O ex-embaixador dos EUA na China, Nicholas Burns, discutiu o estado atual das relações entre os Estados Unidos e a China em uma entrevista no programa Morning Edition da NPR em 1º de janeiro de 2026. A discussão se concentrou nas tensões comerciais, tarifas e vendas de armas dos EUA para Taiwan.
A entrevista abordou as disputas comerciais que aumentaram em abril passado, quando o então presidente Trump aumentou as tarifas sobre produtos chineses, provocando tarifas retaliatórias da China sobre as exportações dos EUA. Em um ponto, as tarifas impostas por ambos os países afetaram mais de 100 itens. Em outubro, um acordo parcial foi alcançado, onde os EUA reduziram alguns impostos de importação em troca da China adiar as restrições de exportação de minerais de terras raras.

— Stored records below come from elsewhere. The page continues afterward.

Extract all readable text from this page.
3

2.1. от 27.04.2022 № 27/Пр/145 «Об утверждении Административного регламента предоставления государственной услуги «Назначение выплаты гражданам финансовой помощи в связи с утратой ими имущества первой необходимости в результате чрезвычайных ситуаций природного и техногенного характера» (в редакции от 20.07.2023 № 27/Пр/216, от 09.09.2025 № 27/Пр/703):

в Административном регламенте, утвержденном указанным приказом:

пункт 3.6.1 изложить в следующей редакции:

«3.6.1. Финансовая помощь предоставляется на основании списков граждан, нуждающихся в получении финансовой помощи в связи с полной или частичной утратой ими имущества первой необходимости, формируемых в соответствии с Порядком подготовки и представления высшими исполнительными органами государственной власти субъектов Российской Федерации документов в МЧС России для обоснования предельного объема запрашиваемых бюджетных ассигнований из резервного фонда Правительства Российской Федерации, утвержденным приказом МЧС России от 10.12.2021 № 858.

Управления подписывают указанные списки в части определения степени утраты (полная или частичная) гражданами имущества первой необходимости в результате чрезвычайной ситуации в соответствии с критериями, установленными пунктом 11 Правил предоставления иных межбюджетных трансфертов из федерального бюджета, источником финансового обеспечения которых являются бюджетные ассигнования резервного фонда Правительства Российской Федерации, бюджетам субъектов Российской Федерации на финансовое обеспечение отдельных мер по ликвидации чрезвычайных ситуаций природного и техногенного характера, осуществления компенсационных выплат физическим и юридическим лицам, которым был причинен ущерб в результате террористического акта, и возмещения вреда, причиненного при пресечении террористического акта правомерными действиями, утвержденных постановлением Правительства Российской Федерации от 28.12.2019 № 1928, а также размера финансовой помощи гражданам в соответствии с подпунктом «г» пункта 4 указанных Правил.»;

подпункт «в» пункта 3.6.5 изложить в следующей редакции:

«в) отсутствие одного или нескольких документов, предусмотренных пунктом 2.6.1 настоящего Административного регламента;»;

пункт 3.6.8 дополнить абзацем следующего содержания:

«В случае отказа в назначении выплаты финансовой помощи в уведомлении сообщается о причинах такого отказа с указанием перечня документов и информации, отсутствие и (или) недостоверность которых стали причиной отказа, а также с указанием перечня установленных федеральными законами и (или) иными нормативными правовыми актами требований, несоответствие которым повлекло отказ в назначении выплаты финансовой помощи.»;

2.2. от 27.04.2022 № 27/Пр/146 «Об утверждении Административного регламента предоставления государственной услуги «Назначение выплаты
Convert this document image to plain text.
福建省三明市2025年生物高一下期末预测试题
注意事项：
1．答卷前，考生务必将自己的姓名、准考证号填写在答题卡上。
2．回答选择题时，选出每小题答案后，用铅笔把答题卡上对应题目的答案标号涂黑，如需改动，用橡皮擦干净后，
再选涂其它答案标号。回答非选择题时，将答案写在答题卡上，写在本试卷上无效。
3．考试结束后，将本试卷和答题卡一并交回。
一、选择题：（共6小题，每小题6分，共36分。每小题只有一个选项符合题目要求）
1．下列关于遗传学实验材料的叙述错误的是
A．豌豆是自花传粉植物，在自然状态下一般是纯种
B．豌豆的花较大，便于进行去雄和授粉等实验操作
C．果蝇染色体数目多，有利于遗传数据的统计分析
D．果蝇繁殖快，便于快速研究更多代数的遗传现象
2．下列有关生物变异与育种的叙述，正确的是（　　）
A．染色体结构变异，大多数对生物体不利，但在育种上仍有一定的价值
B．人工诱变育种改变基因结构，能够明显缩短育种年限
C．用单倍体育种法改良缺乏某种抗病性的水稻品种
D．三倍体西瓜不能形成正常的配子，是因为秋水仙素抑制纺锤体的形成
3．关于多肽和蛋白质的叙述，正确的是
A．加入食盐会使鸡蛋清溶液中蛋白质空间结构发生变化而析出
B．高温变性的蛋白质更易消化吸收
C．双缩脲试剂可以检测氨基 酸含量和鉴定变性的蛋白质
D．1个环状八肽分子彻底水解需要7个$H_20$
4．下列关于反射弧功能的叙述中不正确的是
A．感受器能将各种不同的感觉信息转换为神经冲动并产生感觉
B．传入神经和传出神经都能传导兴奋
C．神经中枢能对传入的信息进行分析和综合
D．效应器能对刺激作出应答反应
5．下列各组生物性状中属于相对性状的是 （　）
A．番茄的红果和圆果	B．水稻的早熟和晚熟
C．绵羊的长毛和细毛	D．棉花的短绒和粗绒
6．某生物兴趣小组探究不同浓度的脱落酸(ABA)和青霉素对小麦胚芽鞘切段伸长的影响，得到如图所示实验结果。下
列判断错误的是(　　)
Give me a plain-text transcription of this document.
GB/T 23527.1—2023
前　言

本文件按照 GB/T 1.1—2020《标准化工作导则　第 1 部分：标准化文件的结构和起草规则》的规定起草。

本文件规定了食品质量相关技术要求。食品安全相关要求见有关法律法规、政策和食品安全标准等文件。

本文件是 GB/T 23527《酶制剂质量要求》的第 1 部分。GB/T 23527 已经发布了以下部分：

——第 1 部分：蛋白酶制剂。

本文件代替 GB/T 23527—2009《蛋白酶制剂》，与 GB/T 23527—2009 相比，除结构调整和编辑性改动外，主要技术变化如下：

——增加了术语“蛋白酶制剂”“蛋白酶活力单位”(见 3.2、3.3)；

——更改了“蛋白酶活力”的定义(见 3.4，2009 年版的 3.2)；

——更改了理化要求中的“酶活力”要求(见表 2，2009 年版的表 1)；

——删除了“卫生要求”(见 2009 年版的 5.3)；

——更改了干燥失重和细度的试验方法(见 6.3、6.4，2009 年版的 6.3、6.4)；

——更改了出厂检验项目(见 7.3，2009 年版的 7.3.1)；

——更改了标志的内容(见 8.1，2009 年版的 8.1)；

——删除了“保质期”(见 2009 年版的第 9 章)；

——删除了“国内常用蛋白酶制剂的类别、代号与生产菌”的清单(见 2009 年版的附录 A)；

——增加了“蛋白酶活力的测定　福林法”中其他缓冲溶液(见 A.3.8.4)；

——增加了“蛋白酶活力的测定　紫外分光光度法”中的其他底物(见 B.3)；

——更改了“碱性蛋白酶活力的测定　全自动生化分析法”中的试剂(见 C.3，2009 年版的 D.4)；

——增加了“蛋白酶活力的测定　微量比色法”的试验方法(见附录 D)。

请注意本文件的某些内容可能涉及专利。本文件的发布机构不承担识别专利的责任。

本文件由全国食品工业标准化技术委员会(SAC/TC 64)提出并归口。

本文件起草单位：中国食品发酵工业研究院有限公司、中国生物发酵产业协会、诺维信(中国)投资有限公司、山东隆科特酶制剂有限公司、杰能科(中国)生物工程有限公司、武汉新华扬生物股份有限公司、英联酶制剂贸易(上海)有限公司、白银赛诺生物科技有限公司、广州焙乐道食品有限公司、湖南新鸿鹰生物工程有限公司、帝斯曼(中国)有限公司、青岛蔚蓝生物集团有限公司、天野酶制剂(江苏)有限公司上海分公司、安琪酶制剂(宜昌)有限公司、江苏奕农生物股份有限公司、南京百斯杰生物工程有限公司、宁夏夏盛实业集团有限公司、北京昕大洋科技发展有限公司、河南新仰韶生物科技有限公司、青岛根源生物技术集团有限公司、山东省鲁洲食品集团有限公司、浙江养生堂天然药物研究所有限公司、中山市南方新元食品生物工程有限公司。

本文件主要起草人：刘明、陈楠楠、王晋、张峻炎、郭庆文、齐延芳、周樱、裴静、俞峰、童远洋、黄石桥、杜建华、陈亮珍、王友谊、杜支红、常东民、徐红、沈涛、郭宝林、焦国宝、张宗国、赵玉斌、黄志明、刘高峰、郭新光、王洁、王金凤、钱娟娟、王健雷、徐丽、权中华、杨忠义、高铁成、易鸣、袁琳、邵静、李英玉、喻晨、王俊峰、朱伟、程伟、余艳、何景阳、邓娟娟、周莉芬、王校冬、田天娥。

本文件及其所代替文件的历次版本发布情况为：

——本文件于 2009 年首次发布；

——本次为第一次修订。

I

Burns destacou as complexidades da relação EUA-China, observando que, embora algum progresso tenha sido feito no comércio, as tensões permaneceram, particularmente em relação à política dos EUA em relação a Taiwan. A venda de armas dos EUA para a ilha autogovernada continua sendo um ponto de discórdia entre as duas nações.
A discussão forneceu contexto sobre a competição estratégica em curso entre os EUA e a China, abrangendo dimensões econômicas, políticas e militares. A relação é caracterizada tanto pela cooperação quanto pela competição, com áreas de interesse mútuo, como mudanças climáticas e saúde global, frequentemente ofuscadas por divergências sobre práticas comerciais, direitos humanos e segurança regional.
A trajetória futura das relações EUA-China permanece incerta, com analistas sugerindo que ambos os países precisarão navegar por essas questões complexas com cuidado para evitar uma escalada maior e manter a estabilidade.